Yang tonifying drugs pilose antler, Festuca arundinacea, Cordyceps sinensis and Morinda officinalis can effectively improve the cardiac function injury caused by DOX through antioxidant, antiinflammatory and anti apoptosis mechanisms.

Pilose antler has the effect of Supplementing Qi and blood and benefiting essence.It mainly becomes pilose antler polypeptide.Shi et al.[32] showed that pilose antler can restore cardiac function by improving myocardial fibrosis and ventricular remodeling in rats.Li Xin et al.[33] showed that pilose antler polypeptides regulate transforming growth factors- β (TGF-β1), the expression of Smad7 and PKC protein can protect H9c2 cells from DOX induced injury.

Citronella has the effect of warming kidney yang.The main effective components are citronelloside, citronellosin and so on.Modern pharmacological studies have found that Festuca arundinacea has the effect of antioxidant stress and is related to NF-B signaling pathway[34].Yao Jia et al.[35] showed that Festuca arundinacea polysaccharide can increase the activities of serum creatine kinase (CK), lactate dehydrogenase (LDH), aspartate aminotransferase (AST) and nitric oxide synthase (NOS) in mouse myocardial injury model, increase the activity of myocardial SOD and reduce the content of malondialdehyde (MDA), and has obvious protective effect on myocardial injury caused by DOX.

Psoralea corylifolia has the effects of Tonifying the kidney and Yang, warming the spleen and stopping diarrhea.The main effective components are psoralen phenol and isopsoralen.Zhuang Huamei et al.[36] showed that Psoralea corylifolia can reduce myocardial injury, improve SOD activity and reduce MDA level in rats with chronic heart failure by regulating Bcl-2/Bax, Caspase-9 and caspase-3 transcription levels, and protect cardiomyocytes.Any other[37] studies have shown that psoralen can inhibit oxidative stress injury and apoptosis caused by DOX by activating SIRT3/SOD2 signaling pathway.

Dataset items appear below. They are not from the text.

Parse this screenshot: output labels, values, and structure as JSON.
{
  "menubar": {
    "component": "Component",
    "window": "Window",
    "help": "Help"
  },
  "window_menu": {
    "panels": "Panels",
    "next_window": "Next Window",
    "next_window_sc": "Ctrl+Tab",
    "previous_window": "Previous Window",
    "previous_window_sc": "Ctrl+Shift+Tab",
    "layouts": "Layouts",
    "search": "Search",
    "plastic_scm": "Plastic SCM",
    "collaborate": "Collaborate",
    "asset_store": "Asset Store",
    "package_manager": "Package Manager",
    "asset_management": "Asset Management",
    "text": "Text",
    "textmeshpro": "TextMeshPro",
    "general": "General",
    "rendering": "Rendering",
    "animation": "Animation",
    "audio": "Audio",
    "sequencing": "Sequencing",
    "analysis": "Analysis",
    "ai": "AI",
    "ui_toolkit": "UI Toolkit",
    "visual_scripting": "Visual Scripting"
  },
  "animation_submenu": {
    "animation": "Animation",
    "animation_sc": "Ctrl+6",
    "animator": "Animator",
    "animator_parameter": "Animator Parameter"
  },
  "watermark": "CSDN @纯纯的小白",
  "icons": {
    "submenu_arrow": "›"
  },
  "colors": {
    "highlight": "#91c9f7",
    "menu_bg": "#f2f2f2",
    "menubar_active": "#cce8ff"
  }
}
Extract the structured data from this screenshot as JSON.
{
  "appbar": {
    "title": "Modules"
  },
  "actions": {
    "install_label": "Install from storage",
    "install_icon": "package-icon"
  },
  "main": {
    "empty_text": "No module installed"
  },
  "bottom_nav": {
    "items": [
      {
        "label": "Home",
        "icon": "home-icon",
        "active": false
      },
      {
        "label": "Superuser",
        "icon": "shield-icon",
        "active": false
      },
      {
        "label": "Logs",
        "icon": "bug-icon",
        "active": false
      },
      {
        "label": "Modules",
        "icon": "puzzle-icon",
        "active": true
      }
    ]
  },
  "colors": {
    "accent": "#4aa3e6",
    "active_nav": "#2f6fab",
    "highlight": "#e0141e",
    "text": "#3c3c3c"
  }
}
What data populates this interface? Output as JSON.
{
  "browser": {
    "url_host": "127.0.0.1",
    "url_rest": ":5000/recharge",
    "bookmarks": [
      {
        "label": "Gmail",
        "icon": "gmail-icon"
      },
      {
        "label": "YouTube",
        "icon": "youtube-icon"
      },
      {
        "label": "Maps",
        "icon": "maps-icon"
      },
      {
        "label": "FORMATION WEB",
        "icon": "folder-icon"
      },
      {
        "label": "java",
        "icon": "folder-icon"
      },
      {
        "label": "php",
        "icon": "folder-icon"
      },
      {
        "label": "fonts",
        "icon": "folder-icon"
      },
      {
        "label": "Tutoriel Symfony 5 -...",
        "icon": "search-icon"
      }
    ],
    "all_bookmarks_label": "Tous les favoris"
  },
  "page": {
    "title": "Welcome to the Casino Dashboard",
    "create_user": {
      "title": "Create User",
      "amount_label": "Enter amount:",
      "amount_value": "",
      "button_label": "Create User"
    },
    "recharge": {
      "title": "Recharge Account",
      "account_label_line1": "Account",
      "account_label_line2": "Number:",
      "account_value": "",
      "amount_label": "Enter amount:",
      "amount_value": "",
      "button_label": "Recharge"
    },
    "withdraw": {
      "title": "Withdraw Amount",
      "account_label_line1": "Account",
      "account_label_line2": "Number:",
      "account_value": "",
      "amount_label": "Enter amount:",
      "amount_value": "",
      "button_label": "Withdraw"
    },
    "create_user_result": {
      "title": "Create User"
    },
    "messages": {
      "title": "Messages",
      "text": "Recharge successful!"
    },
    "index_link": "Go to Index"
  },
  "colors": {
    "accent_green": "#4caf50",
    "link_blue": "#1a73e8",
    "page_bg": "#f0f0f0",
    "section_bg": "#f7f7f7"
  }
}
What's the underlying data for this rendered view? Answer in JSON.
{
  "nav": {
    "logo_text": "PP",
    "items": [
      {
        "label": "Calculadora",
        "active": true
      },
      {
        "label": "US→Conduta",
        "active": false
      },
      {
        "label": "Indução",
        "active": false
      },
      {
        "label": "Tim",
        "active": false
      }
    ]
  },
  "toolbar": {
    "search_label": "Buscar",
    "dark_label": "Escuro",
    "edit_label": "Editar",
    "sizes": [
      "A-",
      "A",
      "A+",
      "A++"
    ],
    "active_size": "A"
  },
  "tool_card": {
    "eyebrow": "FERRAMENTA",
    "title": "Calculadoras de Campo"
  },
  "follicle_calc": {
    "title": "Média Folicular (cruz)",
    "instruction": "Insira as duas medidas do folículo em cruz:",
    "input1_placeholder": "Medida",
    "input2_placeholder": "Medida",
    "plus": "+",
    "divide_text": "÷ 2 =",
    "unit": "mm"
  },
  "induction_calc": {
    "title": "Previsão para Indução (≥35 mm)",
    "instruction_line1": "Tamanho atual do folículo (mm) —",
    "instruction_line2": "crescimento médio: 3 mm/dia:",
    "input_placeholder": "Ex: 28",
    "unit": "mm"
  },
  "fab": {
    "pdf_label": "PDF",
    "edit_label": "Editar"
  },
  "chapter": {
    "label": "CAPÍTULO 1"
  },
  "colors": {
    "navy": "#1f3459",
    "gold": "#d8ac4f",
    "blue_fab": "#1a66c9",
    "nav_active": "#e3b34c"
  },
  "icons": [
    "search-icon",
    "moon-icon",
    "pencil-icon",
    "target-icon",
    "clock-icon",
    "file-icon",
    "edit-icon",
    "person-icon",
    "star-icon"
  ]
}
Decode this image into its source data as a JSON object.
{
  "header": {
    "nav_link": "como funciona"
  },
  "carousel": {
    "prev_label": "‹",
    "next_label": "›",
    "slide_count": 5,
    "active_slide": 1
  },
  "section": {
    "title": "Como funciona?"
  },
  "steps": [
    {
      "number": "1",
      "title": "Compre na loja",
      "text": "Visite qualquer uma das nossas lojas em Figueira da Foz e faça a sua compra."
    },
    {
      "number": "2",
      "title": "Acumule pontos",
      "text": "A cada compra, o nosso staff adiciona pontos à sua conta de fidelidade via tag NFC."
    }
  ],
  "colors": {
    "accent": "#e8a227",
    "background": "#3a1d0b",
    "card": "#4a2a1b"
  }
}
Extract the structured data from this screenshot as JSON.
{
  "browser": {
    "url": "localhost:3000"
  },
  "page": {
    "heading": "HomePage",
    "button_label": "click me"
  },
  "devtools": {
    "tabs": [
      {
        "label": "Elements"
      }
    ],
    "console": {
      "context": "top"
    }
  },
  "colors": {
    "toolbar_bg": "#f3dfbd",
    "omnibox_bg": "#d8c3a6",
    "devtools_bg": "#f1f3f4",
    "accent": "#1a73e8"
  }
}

Cordyceps sinensis has the effects of tonifying lung and kidney,relieving cough and resolving phlegm.The main effective components are adenosine, polysaccharide and so on.Jijiachai et al.[38] found that cordycepin can inhibit NF-κB signaling pathway reduces DOX induced inflammatory response and cardiomyocyte apoptosis, and improves DOX induced cardiac insufficiency.

Morinda officinalis has the effects of Tonifying Kidney Yang and strengthening muscles and bones.The main effective components are anthraquinone, oligosaccharide and so on.Gu Bing[39] showed that Morinda officinalis oligosaccharide can reduce the degree of myocardial injury caused by DOX and protect damaged cardiomyocytes through antioxidant effect.

2.1.3 Blood tonic

Angelica sinensis, a blood tonic, can improve the cardiac function injury caused by DOX by anti apoptosis and enhancing ATPase activity.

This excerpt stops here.